White chocolate and Chai proved themselves winning bed-fellows in a previous chocolate fondue experiment (try it using ice cream waffle cones or madeleines to dip in….). I thought I’d give it another go, now that I had a packet of Chai teabags taking up space in the cupboard.
This recipe turned out to be super-easy to remember when I realised that by happy coincidence, pretty much all the ingredients came in quantities of 2 or 200. May prove a useful rule of thumb when trying to use up any stale bread in this way.
In this variant of a bread pudding, I brewed a super-strong cup of Chai and used this to soak the stale bread. (OK, I broke the use-two rule slightly here, using 4 tea bags to around 200ml of water. Will you let me have that one?). Don’t go out and buy Chai tea bags especially, your favourite blend of warming spices will work just as well (cinnamon, cardamom….).

I added another slightly niche ingredient – Speculoos spread. I’ve no idea if this is popular in France but this is where I found it. Best described as spreadable biscuit, it’s delicious on bread or toast as a treat but the original purchase was inspired by a fondue recommendation (starting to feel a common theme here…). I’ve never actually got round to trying it as a dessert fondue but I can imagine it would be divine. Again, don’t feel the need to hunt it down especially for this recipe. You could easily omit it or substitute with something like a salted caramel spread (maybe use a little less than the 200g if you go with this option as I’d guess it might be a bit too sweet with the white chocolate). I wouldn’t swap it for chocolate spread as I think this would drown the delicate Chai spices. You want something more vanilla-y or creamy.
Serves 8-10 as a dessert, afternoon tea or snack on the move
Equipment
- Oven-proof dish approx. 15x25cm and 10cm deep
- Large mixing bowl
Ingredients
| Stale Bread, Croissants or bit of both | 200 | grams |
| Chai Tea Bags | 4 | |
| White Chocolate | 200 | grams |
| Speculoos Spread (optional) | 200 | grams |
| Mixed Berries (frozen work well) | 200 | grams |
| Milk | 200 | millilitres |
| Eggs | 2 | |
| Butter (optional) | 20 | grams |
Method
- Brew a super-strong cup of Chai (I did 4 bags to 200ml of water but it could have taken more). Leave to steep for around 5 minutes, I think any longer and it will start to stew and take on a bitter flavour.
- Slice the bread or stale pastries into small cubes and place in a large mixing bowl.
- Add the berries. Frozen work really well here as they tend to release lots of juices as they defrost which will soak into the bread.
- Pour over the Chai, no need to worry if it’s still warm.
- Cut the white chocolate into small chunks. Melt around two-thirds of it in a glass bowl over gently simmering water. Remember it’s critical that no water gets into the chocolate else it will turn into a grainy paste from which there is no return.

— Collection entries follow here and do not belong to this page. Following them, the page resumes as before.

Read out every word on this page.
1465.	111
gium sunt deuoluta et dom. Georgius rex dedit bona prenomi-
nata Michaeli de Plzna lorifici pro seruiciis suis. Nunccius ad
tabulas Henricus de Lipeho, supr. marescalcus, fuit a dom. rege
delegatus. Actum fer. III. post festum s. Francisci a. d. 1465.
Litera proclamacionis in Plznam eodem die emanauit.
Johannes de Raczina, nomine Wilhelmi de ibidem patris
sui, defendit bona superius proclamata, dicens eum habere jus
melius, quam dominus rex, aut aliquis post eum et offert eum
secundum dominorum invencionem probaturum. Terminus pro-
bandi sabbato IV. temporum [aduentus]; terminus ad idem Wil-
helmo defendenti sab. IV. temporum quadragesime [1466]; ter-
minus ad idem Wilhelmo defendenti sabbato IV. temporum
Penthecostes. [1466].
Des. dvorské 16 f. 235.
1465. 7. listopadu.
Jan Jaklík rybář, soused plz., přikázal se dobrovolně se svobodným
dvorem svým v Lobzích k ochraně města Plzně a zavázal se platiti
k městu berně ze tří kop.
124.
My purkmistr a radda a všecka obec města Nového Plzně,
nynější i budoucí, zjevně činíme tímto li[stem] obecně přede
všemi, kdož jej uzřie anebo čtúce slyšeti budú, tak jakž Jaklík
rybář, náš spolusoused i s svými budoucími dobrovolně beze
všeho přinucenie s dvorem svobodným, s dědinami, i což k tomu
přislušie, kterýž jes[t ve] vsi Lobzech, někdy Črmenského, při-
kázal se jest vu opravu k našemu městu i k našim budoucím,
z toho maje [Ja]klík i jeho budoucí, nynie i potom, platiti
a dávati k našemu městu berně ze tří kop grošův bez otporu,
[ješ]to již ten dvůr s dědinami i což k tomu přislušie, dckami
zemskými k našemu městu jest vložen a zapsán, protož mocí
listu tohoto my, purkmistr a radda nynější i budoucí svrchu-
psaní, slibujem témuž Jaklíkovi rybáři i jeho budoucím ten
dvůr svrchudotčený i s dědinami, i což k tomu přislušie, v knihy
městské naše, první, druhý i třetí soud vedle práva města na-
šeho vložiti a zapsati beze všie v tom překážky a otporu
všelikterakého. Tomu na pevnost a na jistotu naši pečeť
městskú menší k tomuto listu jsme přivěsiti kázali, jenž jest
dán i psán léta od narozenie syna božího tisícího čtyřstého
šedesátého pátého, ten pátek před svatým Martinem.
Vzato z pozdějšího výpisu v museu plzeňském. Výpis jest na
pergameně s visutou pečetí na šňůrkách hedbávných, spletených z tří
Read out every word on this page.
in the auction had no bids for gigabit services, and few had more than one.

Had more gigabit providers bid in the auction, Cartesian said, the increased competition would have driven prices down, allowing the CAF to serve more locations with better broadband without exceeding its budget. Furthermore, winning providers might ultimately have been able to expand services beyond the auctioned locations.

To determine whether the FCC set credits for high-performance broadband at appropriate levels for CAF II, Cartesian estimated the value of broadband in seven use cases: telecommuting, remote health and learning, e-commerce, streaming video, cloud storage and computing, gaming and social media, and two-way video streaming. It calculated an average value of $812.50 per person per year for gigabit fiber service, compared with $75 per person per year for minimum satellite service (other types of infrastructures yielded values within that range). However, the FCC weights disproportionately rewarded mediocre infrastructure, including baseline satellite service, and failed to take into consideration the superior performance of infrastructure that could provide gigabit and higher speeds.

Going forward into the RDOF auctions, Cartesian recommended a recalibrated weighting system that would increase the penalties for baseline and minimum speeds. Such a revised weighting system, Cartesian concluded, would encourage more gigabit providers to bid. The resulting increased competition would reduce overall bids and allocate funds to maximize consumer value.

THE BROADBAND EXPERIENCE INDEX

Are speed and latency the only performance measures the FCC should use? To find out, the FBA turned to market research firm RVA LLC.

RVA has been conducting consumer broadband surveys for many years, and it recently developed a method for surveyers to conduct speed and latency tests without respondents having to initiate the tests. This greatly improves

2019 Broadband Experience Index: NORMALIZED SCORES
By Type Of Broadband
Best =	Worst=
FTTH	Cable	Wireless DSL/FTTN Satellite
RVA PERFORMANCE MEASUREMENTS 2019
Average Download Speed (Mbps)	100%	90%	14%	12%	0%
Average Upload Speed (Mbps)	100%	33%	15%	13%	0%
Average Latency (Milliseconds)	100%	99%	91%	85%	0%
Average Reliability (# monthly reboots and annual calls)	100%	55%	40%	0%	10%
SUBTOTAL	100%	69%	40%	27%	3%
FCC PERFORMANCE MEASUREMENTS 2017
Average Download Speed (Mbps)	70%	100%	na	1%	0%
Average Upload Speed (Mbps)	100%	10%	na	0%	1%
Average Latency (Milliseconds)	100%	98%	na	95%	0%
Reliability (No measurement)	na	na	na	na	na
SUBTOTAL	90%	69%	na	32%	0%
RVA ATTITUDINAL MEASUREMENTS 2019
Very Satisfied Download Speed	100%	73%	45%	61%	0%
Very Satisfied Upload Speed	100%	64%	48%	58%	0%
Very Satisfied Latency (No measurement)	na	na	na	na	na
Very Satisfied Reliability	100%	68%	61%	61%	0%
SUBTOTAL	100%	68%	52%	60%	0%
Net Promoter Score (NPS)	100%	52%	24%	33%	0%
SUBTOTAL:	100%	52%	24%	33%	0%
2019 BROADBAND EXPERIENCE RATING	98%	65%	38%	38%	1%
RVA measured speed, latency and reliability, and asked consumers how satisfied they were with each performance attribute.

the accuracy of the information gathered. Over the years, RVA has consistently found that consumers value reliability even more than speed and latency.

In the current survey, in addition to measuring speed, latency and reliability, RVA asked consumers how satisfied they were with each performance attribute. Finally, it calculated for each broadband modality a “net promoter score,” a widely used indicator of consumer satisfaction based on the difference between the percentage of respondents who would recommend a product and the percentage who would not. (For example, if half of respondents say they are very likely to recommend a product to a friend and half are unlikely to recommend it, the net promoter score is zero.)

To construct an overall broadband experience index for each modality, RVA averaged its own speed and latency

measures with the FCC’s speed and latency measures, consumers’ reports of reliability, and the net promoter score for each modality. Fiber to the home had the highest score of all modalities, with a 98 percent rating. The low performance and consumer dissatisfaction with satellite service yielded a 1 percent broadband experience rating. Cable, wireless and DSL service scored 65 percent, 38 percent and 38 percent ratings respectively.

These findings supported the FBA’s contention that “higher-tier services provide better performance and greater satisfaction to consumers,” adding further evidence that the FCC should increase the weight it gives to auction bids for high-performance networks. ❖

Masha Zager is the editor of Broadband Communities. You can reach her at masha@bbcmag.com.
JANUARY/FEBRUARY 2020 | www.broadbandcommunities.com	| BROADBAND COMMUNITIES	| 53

- Add the Speculoos or any other spread you are using and stir gently until both chocolate and spread are melted and combined. (Alternatively you could try melting the Speculoos on its own and stirring through the dish at the end to give ‘seams’ of biscuity delight.)
- Pour the melted chocolate mixture over the berry-bread-chai mixture.
- Add the eggs
- Add the milk.
- Add the reserved chocolate chunks and stir until just combined. Enthusiastic mixing tends to lead to a denser pudding as the bread will collapse completely.
- Leave for around 20 minutes to allow the juices to soak into the bread. How long depends really on just how hard the bread was. If you have used stale croissants you can probably get straight on with cooking.
- Grease your dish and pour in the mixture, spreading in an even layer.
- If you wanted to try they ‘seams of biscuit’ suggestion (see number 6), now is the time to loosely cut in the Speculoos.
- If you want to get fancy, you could decorate the top with slices of any other bakery goods which you need rid of. It turns out that there is a way of slicing and arranging croissants to make them look a bit like a Christmas tree, if that’s relevant and you like that sort of thing.
- Dot the top with butter (optional really but if you have decorated with any stale pastry it’s probably less optional as this should avoid the top burning).
- Bake in a hot-ish (180c oven) for around 40 minutes, using the usual knife-comes-out-clean test to check it is cooked.
- Serve warm or cold, with a little ice cream, cream or more berries as you wish.
- Will freeze well and could easily be cut into individual portions for picnics or eating on the move.